Por Eduardo van der Kooy
Hay saturación. La cabriola que acaba de hacer Daniel Scioli con la reforma política en Buenos Aires está provocando un zarandeo en el PJ y ha acentuado el malhumor de no pocos intendentes.
Tres razones apuntalarían semejante descontento: la total falta de autonomía política del gobernador bonaerense respecto de Néstor Kirchner; la decisión de hacer indivisibles las internas abiertas y simultáneas en la Provincia y la Nación; la habilitación, otra vez, de las candidaturas testimoniales que resultaron un fiasco para el kirchnerismo y un lastre para aquellos intendentes en las legislativas de junio.
El peronismo bonaerense pareciera estar descubriendo a un Scioli desconocido. ¿Dónde está el equilibrista?, se interrogan dirigentes del PJ. El gobernador hizo su carrera, que inauguró en la década de los 90, colocando siempre un pie en la orilla de su jefe político circunstancial y otro en la de la sociedad. Así sobrevivió a Carlos Menem y a Eduardo Duhalde. Muchos pensaron que la historia se repetiría con Kirchner. Pero no.
Su acompañamiento como vicepresidente fue observando, en efecto, como el de aquel equilibrista. Su candidatura a gobernador resultó funcional -y mucho- a la victoria de Cristina Fernández en el 2007. Hasta ese momento la ola kirchnerista pareció en ascenso. Pero Scioli acompaña ahora las aguas de la rompiente, sin atinar a salir de ese curso casi fuera de control.

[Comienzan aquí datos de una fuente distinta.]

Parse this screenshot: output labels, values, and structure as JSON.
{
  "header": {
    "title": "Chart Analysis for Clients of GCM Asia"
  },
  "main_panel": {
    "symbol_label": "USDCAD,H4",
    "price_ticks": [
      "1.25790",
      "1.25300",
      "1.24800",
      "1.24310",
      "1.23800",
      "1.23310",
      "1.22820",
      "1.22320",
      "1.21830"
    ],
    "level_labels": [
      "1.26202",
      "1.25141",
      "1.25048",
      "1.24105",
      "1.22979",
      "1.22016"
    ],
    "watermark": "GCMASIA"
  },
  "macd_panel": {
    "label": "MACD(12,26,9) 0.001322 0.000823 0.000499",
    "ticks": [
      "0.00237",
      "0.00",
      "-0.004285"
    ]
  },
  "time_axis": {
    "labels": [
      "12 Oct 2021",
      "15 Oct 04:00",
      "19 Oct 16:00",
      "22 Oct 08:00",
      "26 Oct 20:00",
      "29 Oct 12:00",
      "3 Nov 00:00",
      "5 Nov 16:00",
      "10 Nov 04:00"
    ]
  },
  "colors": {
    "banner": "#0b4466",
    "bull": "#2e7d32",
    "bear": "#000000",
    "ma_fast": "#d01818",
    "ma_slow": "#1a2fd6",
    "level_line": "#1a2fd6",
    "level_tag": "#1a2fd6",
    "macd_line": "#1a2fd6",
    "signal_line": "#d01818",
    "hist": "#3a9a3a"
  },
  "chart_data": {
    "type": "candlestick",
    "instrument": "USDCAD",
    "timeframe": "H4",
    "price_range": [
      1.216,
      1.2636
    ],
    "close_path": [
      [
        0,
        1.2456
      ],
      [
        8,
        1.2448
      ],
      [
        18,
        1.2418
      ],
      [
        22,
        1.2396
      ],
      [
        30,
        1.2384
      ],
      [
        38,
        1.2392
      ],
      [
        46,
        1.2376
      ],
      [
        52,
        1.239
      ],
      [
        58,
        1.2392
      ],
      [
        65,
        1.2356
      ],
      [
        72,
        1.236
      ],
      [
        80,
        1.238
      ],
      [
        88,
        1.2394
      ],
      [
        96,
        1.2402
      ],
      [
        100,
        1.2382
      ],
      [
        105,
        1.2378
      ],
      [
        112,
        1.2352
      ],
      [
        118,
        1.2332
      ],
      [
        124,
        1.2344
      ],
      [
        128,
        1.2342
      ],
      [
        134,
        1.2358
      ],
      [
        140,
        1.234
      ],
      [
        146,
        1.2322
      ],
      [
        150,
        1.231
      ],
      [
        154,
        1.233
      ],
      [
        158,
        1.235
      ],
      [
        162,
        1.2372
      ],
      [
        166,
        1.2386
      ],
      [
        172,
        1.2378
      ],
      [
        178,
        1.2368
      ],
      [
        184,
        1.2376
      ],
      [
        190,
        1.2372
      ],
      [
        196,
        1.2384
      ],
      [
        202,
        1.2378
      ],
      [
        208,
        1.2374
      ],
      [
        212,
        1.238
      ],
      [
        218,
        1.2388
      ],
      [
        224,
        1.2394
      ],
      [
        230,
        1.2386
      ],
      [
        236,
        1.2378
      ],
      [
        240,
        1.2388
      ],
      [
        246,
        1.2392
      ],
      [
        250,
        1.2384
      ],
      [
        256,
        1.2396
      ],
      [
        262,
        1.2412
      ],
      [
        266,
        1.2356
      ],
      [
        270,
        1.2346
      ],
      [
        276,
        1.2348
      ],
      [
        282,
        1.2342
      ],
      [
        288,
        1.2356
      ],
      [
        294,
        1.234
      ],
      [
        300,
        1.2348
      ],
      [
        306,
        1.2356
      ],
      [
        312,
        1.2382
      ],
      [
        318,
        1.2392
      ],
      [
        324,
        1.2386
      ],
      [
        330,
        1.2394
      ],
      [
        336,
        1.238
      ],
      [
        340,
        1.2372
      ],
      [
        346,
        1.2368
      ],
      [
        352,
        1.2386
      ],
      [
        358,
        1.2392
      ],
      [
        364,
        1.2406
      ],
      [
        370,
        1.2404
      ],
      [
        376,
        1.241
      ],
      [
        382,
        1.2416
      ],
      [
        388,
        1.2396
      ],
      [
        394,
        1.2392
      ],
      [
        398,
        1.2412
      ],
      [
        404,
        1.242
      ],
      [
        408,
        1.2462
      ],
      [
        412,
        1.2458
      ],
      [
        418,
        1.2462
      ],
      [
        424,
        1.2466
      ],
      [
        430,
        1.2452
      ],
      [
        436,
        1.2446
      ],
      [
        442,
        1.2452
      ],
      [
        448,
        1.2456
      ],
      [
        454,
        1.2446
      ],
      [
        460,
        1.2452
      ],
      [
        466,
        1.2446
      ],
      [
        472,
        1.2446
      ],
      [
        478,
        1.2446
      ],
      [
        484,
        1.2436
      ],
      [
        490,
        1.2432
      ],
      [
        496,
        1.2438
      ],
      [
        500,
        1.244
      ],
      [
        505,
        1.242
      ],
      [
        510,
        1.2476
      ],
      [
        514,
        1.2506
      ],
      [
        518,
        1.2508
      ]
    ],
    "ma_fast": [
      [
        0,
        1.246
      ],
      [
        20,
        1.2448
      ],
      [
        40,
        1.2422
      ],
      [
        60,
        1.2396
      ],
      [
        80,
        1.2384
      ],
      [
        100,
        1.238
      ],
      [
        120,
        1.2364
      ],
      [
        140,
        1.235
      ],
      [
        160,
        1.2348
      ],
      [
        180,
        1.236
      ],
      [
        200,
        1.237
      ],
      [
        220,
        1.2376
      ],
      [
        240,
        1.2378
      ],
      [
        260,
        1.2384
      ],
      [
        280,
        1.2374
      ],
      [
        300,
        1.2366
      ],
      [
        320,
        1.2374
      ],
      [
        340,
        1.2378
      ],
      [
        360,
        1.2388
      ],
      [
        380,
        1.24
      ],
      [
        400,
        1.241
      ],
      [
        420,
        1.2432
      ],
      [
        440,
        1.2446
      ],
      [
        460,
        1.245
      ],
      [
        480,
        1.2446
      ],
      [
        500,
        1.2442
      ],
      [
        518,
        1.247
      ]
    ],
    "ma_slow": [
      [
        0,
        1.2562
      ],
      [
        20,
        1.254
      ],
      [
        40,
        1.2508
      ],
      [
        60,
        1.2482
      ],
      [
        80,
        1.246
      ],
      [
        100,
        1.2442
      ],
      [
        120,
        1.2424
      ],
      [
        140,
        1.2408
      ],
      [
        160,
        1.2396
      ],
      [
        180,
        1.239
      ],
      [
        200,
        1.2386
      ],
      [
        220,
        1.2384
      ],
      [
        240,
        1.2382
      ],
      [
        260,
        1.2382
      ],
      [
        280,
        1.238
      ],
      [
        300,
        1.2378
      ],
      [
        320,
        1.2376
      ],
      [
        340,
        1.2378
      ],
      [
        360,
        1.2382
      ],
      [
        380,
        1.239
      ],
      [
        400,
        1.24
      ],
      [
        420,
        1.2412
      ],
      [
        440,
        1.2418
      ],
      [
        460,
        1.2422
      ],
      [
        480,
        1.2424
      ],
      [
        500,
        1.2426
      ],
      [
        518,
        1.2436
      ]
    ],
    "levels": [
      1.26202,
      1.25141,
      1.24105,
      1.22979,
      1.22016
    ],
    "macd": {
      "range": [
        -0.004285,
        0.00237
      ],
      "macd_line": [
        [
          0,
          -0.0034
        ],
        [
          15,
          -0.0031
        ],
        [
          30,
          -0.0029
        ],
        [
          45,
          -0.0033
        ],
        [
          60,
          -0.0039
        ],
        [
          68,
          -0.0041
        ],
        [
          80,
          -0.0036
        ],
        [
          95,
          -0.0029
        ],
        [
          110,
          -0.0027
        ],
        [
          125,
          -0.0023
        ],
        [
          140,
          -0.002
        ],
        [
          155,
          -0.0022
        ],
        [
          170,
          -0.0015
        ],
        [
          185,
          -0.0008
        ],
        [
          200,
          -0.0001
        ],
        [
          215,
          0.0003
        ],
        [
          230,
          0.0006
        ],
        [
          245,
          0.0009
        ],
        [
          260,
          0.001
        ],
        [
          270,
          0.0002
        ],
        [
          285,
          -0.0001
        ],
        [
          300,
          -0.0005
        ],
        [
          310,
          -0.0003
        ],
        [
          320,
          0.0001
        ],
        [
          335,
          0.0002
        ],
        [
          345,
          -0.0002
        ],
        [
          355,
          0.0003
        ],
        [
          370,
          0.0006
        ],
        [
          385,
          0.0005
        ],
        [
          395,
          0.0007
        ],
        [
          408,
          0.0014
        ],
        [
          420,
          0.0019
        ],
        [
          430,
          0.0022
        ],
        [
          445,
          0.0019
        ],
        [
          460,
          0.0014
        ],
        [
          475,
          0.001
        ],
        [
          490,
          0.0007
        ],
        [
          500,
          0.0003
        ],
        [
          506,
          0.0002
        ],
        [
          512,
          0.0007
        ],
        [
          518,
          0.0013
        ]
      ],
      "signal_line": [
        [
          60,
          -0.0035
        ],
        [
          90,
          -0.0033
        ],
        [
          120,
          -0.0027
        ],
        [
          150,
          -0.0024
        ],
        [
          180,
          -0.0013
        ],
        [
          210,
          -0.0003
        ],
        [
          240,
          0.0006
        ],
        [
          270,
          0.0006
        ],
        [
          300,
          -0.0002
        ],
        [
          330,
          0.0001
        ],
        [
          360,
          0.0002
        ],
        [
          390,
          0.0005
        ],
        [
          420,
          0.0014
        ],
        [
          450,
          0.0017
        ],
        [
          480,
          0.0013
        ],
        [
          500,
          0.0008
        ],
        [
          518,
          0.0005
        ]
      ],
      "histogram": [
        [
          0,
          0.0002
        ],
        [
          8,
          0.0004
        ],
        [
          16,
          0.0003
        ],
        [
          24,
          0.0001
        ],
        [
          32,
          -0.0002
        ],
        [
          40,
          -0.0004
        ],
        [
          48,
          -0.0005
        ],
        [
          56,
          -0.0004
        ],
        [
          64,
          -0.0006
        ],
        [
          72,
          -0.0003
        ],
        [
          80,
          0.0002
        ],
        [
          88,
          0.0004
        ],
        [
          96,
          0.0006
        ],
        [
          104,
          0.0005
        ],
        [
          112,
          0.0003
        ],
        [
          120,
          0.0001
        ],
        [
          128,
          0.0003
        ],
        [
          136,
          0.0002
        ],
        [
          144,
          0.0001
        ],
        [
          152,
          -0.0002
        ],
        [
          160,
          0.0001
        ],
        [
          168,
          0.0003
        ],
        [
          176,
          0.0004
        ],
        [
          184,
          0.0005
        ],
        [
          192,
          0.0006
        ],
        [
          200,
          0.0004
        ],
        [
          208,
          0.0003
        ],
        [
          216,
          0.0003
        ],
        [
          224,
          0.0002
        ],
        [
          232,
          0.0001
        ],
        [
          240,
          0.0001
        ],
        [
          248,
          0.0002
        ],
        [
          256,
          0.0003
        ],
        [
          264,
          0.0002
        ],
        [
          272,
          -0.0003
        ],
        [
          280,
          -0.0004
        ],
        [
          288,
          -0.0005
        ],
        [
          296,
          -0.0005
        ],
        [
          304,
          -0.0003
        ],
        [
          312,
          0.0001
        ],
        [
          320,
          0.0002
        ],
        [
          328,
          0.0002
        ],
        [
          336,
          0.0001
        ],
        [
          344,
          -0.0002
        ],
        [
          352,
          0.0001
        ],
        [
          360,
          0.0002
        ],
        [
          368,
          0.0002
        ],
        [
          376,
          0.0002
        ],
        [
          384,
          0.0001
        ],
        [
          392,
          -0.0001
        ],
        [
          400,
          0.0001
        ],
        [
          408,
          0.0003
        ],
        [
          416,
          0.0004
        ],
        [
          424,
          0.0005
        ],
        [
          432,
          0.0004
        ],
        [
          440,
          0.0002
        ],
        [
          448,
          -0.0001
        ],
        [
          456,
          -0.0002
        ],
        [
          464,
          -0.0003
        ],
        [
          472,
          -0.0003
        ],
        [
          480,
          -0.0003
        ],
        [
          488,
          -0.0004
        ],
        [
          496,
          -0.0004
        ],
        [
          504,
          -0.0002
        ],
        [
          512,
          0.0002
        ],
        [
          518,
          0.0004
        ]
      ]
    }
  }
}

El gobernador había recogido las sugerencias del PJ provincial para que la reforma política tuviera alguna independencia de la sancionada a instancias de los Kirchner en el Congreso. También, para que aboliera las candidaturas testimoniales que provocó a la mayoría de los intendentes una fuga gruesa de votos. Bastó una advertencia del ex presidente y los consejos jurídicos y legales de Carlos Zannini, el secretario Legal y Técnico, para que esa tortilla se diera vuelta.
Asombra, de verdad, la obstinación. La de Scioli, quien nunca comulgó con las testimoniales aunque las aceptó sin remedio en junio. Luego de la derrota hizo una tímida autocrítica. También la de Kirchner, a quien todas esas argucias terminaron jugándole en contra y acicateando -en Buenos Aires y el país- la mala disposición popular.
Muchos intendentes suponen que esa dependencia ha llegado a un límite. Y que sus horizontes políticos empezarían a oscurecerse si no lograran tomar distancia, con premura, del seguidismo que Scioli hace con Kirchner. ¿Cuál sería la premura? Esperar, como máximo, hasta abril o mediados del 2010. "Hay que asegurarse mínimamente la gobernabilidad", explican. La gobernabilidad tiene relación con el flujo de dinero que, como si fuera una lotería, reparte Kirchner obviando los poderes del gobernador.
Existe un grupo de 14 intendentes bonaerenses peronistas que deliberan todas las semanas. No es todavía un número significativo y, menos aún, su composición: hay apenas tres o cuatro del conurbano. Los demás pertenecen al interior de la provincia, donde la influencia kirchnerista decreció ostensiblemente a partir del conflicto con el campo.
Uno de esos intendentes es Pablo Bruera, de La Plata. Un dirigente crucificado por Kirchner después del revés electoral de junio. Otro es Sergio Massa, de Tigre, que fue jefe de Gabinete de Cristina tras la renuncia de Alberto Fernández. Esos dos hombres y aquel lote de intendentes tienen a Kirchner y a Scioli en una sola mira.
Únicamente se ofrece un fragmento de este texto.